Researchers from cloud security firm Wiz uncovered an exposed database leaking sensitive data including chat histories, API keys and backend operational details.
The Wiz Research team disclosed the issue to DeepSeek and the Chinese firm promptly secured the exposure.
Wiz shared its findings in a January 29 report.
DeepSeek Sensitive Input Information Exposed
The exposed DeepSeek database was a ClickHouse setup. ClickHouse is a column-oriented database management system designed for online analytical processing (OLAP) when handling large volumes of data.
While DeepSeek released its R1 reasoning LLM, Wiz analyzed the Chinese startup’s external security posture and searched for potential vulnerabilities.
The research team quickly identified a publicly accessible ClickHouse database, completely open and unauthenticated, hosted at oauth2callback.deepseek.com:9000 and dev.deepseek.com:9000.
Typically, a ClickHouse database should only be accessible internally by the firm using it.
Using ClickHouse’s HTTP interface, Wiz accessed the /play path, which allowed direct execution of arbitrary SQL queries via a web browser.
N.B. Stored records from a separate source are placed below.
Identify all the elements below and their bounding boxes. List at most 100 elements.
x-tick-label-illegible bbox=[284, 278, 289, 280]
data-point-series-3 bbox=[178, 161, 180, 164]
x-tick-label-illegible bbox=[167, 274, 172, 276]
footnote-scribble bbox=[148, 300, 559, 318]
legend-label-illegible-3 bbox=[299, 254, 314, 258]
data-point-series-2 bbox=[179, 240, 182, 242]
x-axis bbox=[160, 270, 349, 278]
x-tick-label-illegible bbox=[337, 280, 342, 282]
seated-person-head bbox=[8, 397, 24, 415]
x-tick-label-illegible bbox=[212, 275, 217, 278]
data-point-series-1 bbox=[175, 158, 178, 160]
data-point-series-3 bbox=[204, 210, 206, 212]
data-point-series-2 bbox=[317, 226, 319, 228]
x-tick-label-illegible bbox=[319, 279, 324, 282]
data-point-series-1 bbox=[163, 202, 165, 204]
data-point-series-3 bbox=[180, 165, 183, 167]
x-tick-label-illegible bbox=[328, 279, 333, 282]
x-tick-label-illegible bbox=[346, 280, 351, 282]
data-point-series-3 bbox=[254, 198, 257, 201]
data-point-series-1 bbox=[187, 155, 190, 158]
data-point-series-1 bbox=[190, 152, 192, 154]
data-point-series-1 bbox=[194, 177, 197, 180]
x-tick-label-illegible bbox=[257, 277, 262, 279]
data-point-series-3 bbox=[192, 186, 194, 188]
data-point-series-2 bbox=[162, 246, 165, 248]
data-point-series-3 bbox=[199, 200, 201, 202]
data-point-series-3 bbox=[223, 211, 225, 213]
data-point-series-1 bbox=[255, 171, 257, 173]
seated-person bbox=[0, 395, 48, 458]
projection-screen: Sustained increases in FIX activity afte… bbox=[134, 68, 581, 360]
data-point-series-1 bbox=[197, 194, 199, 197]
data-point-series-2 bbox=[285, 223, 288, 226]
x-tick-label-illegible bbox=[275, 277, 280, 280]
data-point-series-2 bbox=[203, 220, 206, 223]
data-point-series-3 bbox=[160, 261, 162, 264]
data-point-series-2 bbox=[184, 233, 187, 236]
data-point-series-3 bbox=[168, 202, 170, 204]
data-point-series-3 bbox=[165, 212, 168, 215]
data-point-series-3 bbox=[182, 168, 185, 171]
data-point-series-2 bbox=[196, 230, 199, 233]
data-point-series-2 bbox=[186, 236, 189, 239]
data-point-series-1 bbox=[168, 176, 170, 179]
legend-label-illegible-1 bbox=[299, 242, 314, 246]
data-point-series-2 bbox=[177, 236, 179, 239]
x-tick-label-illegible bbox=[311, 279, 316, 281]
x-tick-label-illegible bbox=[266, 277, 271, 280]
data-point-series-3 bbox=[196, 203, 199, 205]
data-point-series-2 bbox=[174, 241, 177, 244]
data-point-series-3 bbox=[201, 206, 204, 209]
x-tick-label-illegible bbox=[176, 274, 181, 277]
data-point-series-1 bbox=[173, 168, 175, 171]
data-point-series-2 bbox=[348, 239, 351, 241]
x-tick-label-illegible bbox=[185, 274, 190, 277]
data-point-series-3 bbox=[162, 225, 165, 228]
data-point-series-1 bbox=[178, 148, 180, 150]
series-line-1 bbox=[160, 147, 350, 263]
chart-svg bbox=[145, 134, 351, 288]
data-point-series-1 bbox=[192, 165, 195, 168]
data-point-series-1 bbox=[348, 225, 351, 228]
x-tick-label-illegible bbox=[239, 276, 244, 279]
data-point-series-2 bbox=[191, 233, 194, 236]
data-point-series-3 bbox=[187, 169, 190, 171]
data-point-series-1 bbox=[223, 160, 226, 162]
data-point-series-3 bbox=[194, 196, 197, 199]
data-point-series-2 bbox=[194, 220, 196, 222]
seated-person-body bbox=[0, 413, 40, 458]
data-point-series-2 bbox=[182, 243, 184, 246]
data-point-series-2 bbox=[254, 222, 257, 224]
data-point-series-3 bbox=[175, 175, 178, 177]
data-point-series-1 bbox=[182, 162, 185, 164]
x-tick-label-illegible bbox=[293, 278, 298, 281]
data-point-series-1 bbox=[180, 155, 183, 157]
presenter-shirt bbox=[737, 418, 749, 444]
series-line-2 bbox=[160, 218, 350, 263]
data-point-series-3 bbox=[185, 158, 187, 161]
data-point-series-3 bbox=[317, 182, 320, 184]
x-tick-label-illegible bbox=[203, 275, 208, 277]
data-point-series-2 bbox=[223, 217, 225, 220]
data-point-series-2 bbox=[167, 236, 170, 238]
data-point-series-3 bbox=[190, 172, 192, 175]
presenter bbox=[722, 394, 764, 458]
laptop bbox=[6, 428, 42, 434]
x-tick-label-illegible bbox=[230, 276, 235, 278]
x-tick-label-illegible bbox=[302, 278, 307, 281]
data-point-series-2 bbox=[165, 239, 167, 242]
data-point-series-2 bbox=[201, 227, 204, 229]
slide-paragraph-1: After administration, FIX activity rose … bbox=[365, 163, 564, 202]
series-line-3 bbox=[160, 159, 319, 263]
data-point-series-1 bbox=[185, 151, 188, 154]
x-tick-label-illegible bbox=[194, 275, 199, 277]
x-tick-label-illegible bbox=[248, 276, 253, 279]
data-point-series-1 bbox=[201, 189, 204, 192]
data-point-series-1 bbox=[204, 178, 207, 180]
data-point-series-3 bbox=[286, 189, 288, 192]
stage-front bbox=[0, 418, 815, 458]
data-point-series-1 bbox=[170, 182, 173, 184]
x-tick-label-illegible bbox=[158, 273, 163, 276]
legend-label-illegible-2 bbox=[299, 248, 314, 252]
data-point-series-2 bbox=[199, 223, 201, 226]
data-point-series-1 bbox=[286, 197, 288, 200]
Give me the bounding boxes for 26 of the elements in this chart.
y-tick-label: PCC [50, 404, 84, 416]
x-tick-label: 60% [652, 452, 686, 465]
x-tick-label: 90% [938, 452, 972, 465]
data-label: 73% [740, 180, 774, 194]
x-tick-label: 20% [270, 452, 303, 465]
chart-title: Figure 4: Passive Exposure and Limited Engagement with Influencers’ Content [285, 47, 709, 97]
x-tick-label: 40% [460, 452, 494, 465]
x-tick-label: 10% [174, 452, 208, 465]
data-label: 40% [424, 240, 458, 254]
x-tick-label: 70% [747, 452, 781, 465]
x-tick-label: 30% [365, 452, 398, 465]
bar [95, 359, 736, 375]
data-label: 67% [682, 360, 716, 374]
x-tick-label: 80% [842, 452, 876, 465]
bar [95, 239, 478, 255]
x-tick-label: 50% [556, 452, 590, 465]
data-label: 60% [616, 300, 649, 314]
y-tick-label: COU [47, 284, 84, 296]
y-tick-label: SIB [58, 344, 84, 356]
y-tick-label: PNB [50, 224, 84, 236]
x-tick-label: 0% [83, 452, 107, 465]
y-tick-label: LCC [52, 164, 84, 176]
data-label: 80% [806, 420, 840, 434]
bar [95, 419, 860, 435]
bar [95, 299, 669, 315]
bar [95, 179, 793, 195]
A simple SHOW TABLES; query returned a complete list of accessible datasets.
The database held a substantial amount of chat history, backend data and sensitive information, such as log streams, API keys and operational details.
Additionally, the exposure allowed complete control over the database and potential privilege escalation within the DeepSeek environment, all without any authentication or defense mechanisms to protect it from external access.
“Not only could an attacker retrieve sensitive logs and actual plain-text chat messages, but they could also potentially exfiltrate plaintext passwords and local files along propriety information directly from the server using queries like: SELECT * FROM file(‘filename’) depending on their ClickHouse configuration,” the Wiz researchers noted.
Wiz refrained from executing intrusive queries and limited actions to enumeration only.
Data Privacy Concerns Surrounding DeepSeek’s LLMs
The researchers concluded their report by emphasizing that while AI security often focuses on futuristic threats, it should not overlook current dangers.
These often stem from basic risks, such as the accidental external exposure of databases.
The Wiz findings come as DeepSeek and its LLMs are increasingly raising data privacy concerns across Western countries, with the White House and the Italian Data Protection Authority already investigating the Chinese startup.
On January 29, another Chinese tech company, Alibaba, released a new LLM, Qwen 2.5-Max, that it claims outperforms DeepSeek’s AI models.